Pasaron los meses. Tigre creció grande y mandón, dueño del sofá; Luna se volvió la sombra silenciosa que dormía en el hueco del brazo de Rosa María cada noche, sin falta. Verónica llamaba por FaceTime desde Phoenix y su hijo de cuatro años pegaba la cara a la pantalla para verlos correr.

—Mami, ¿de veras casi te llevas solo uno? —le preguntó Verónica una tarde, riéndose.
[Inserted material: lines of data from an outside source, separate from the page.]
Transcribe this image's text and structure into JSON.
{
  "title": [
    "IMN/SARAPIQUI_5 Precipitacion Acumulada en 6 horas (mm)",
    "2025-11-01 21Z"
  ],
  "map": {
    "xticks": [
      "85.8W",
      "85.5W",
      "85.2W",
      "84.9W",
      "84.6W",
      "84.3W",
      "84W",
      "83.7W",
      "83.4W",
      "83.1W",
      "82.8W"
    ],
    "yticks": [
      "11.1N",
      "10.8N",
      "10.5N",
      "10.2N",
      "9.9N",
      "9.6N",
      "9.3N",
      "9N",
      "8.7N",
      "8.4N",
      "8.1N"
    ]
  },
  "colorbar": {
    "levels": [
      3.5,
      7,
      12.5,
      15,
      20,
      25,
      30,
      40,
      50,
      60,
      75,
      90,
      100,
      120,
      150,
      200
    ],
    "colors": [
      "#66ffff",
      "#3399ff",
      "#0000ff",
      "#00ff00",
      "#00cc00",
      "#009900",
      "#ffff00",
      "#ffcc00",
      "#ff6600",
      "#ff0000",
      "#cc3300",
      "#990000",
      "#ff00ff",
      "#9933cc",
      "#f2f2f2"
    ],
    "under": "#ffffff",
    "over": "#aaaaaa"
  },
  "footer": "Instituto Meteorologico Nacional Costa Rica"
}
—De veras —contestó Rosa María, mientras veía a Tigre estirado sobre el respaldo del sillón y a Luna enroscada sobre sus pies—. Y mira nomás lo que me hubiera perdido.

Esa noche guardó la carpeta de adopción del refugio dentro de la gaveta del buró, junto a la foto de Ernesto. Ahí estaban los dos nombres escritos con letra apretada de la voluntaria: Tigre y Luna, hermanos, no separar. Cerró el cajón despacio. Luna saltó al buró, olfateó la madera un segundo y se acomodó justo encima, como si ese fuera su lugar de siempre. Rosa María la dejó quedarse ahí y apagó la lámpara.